Besonders stark ist der Beginn von „Rebel Ridge“, der innerhalb von wenigen Minuten all die rassistisch grundierte Ungerechtigkeit der USA so spürbar macht, dass man als Zuschauer vor Wut schon in die Tischkante beißen möchte. Dass Saulnier seine „Rambo: First Blood“-Variante – denn im Grunde ist „Rebel Ridge“ ja: ungerecht behandelter Veteran vs die Obrigkeiten in einem Hinterwäldlerdorf – im Folgenden immer wieder bricht und seine Kampfmaschine zum bewussten Nicht-Killer aufbaut und ausgerechnet ihn als jenen Charakter präsentiert, der am ernsthaftesten versucht, die Gewalt-Spirale immer wieder zu durchbrechen und mit vergeblicher Vernunft gegen die Widrigkeiten kämpft, ist ein faszinierendes Spiel mit dieser thematisch vertrauten Grundstory.

Lediglich die unnötige Länge des Films und die überflüssige Ausweitung der Geschichte auf eine verworren erzählte Korruption im Hintergrund verhindern, dass „Rebel Ridge“ wie die beiden Farb-Filme Saulniers zu einem wirklichen Ereignis wird.
Dennoch: einer der besten Netflix-Filme seit langer Zeit. (7/10)
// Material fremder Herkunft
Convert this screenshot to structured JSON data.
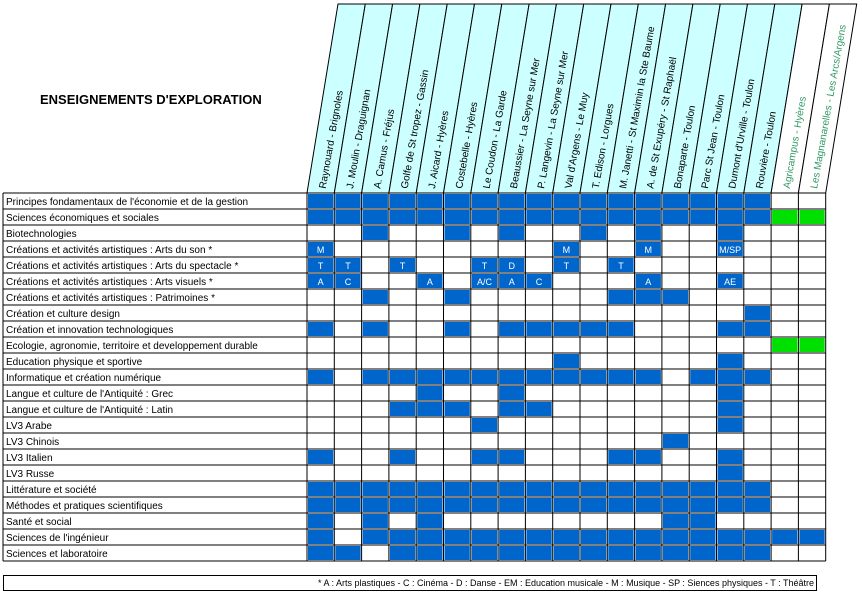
{
  "title": "ENSEIGNEMENTS D'EXPLORATION",
  "schools": [
    {
      "name": "Raynouard - Brignoles",
      "style": "public"
    },
    {
      "name": "J. Moulin - Draguignan",
      "style": "public"
    },
    {
      "name": "A. Camus - Fréjus",
      "style": "public"
    },
    {
      "name": "Golfe de St tropez - Gassin",
      "style": "public"
    },
    {
      "name": "J. Aicard - Hyères",
      "style": "public"
    },
    {
      "name": "Costebelle - Hyères",
      "style": "public"
    },
    {
      "name": "Le Coudon - La Garde",
      "style": "public"
    },
    {
      "name": "Beaussier - La Seyne sur Mer",
      "style": "public"
    },
    {
      "name": "P. Langevin - La Seyne sur Mer",
      "style": "public"
    },
    {
      "name": "Val d'Argens - Le Muy",
      "style": "public"
    },
    {
      "name": "T. Edison - Lorgues",
      "style": "public"
    },
    {
      "name": "M. Janetti - St Maximin la Ste Baume",
      "style": "public"
    },
    {
      "name": "A. de St Exupéry - St Raphaël",
      "style": "public"
    },
    {
      "name": "Bonaparte - Toulon",
      "style": "public"
    },
    {
      "name": "Parc St Jean - Toulon",
      "style": "public"
    },
    {
      "name": "Dumont d'Urville - Toulon",
      "style": "public"
    },
    {
      "name": "Rouvière - Toulon",
      "style": "public"
    },
    {
      "name": "Agricampus - Hyères",
      "style": "agri"
    },
    {
      "name": "Les Magnanarelles - Les Arcs/Argens",
      "style": "agri"
    }
  ],
  "subjects": [
    {
      "name": "Principes fondamentaux de l'économie et de la gestion",
      "cells": "11111011111111111.."
    },
    {
      "name": "Sciences économiques et sociales",
      "cells": "1111111111111111122"
    },
    {
      "name": "Biotechnologies",
      "cells": "..1..1.1..1.1..1..."
    },
    {
      "name": "Créations et activités artistiques : Arts du son *",
      "cells": "M........M..M..X..."
    },
    {
      "name": "Créations et activités artistiques : Arts du spectacle *",
      "cells": "TT.T..TD.T.T.......",
      "keys": {
        "T": "T",
        "D": "D"
      }
    },
    {
      "name": "Créations et activités artistiques : Arts visuels *",
      "cells": "AC..A.BAC...A..Y..."
    },
    {
      "name": "Créations et activités artistiques : Patrimoines *",
      "cells": "..1..1.....111....."
    },
    {
      "name": "Création et culture design",
      "cells": "................1.."
    },
    {
      "name": "Création et innovation technologiques",
      "cells": "1.1..1.11111...11.."
    },
    {
      "name": "Ecologie, agronomie, territoire et developpement durable",
      "cells": ".................22"
    },
    {
      "name": "Education physique et sportive",
      "cells": ".........1.....1..."
    },
    {
      "name": "Informatique et création numérique",
      "cells": "1.11111111111.111.."
    },
    {
      "name": "Langue et culture de l'Antiquité : Grec",
      "cells": "....1..1.......1..."
    },
    {
      "name": "Langue et culture de l'Antiquité : Latin",
      "cells": "...111.11......1..."
    },
    {
      "name": "LV3 Arabe",
      "cells": "......1........1..."
    },
    {
      "name": "LV3 Chinois",
      "cells": ".............1....."
    },
    {
      "name": "LV3 Italien",
      "cells": "1..1..11...11..1..."
    },
    {
      "name": "LV3 Russe",
      "cells": "...............1..."
    },
    {
      "name": "Littérature et société",
      "cells": "11111111111111111.."
    },
    {
      "name": "Méthodes et pratiques scientifiques",
      "cells": "11111111111111111.."
    },
    {
      "name": "Santé et social",
      "cells": "1.1.1........11...."
    },
    {
      "name": "Sciences de l'ingénieur",
      "cells": "1.11111111111111111"
    },
    {
      "name": "Sciences et laboratoire",
      "cells": "11.11111111111111.."
    }
  ],
  "cell_labels": {
    "M": "M",
    "X": "M/SP",
    "T": "T",
    "D": "D",
    "A": "A",
    "C": "C",
    "B": "A/C",
    "Y": "AE"
  },
  "colors": {
    "filled": "#0066cc",
    "agri_filled": "#00e000",
    "header_bg": "#ccffff",
    "agri_text": "#339966",
    "grid": "#000000",
    "cell_text": "#ffffff"
  },
  "footer": "* A : Arts plastiques - C : Cinéma - D : Danse - EM : Education musicale - M : Musique - SP : Siences physiques - T : Théâtre"
}
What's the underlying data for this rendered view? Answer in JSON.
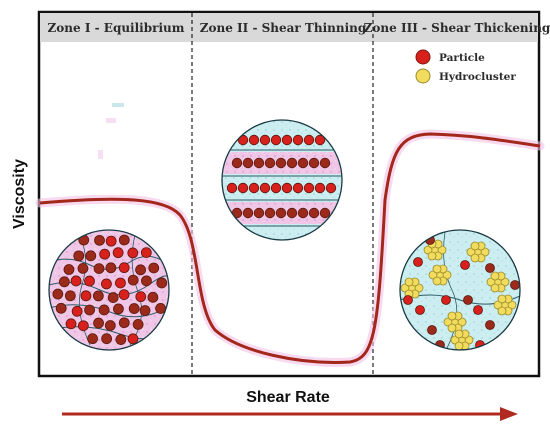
{
  "zones": [
    {
      "title": "Zone I - Equilibrium"
    },
    {
      "title": "Zone II - Shear Thinning"
    },
    {
      "title": "Zone III - Shear Thickening"
    }
  ],
  "legend": [
    {
      "label": "Particle",
      "color": "#d8201c"
    },
    {
      "label": "Hydrocluster",
      "color": "#f2dc5e"
    }
  ],
  "axes": {
    "x_label": "Shear Rate",
    "y_label": "Viscosity"
  },
  "colors": {
    "curve": "#a3271b",
    "header_bg": "#d9d9d9",
    "particle": "#d8201c",
    "particle_dark": "#9c2a1a",
    "hydrocluster": "#f2dc5e",
    "arrow": "#b02a20"
  }
}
My Dear Killer (1972, Regie: Tonino Valerii)
auf amazon prime

Die obligaten Giallo-Elemente sind an ihrem Platz: Lederhandschuh-Killer, mindestens zwei heftige Mordtaten, unangenehm konnotierte sexuelle Anspielungen, verwirrende Story!

Anders gesagt: schön unterhaltsam und zurückhaltend genug, um nicht gänzlich im Absurden zu landen. (6/10)

Hunt (2022, Regie: Lee Jung-jae)
auf amazon prime

Koreanische Politik ist echt wild!
Dieser heftige Action-Polit-Film, der sich inhaltlich ein wenig an die „The Departed“-Struktur anlehnt, wirft viele Figuren und noch mehr schemes in den Mixer bis alles mit einer großen Explosion endet.

Bis dahin haben sich die Wege der beiden Hauptfiguren so oft getwistet, dass sie sich praktisch beide um 180 Grad gedreht haben. Was sie aber nicht daran hindert, mit der gleichen Verbissenheit wie zuvor weiter zu rennen.

Verrückt, dass diese Geschichte auch noch auf drei real life Events beruht, was es wahrscheinlich für Aficionados der koreanischen Innenpolitik noch geschmacksintensiver macht.

„Hunt“ ist das filmgewordene „Hardcore Band playing their popular song“-Meme aus dem japanischen Parlament:

(6/10)

Certified Copy (2010, Regie: Abbas Kiarostami)
auf mubi

Verwirrend oder faszinierend? Abbas Kiarostami läuft mit einem Pärchen durch Norditalien und lässt uns ständig im Unklaren, ob hier zwei Fremde ein Paar geben oder ein Paar zwei Fremde spielt. Als wär hier noch nicht Vielschichtigkeit genug, diskutieren die beiden ständig über Fragen von Original und Kopie in der Kunst und die Unmöglichkeit von wirklicher Authentizität.

Für mich dennoch mehr als Gedankenexperiment reizvoll als dass ich einen echten Zugang zu den beiden Figuren finden konnte, die von Binoche (anstrengend, aber gut) und dem Opern-Sänger William Shimell (arrogant, aber anziehend) gespielt werden. (6/10)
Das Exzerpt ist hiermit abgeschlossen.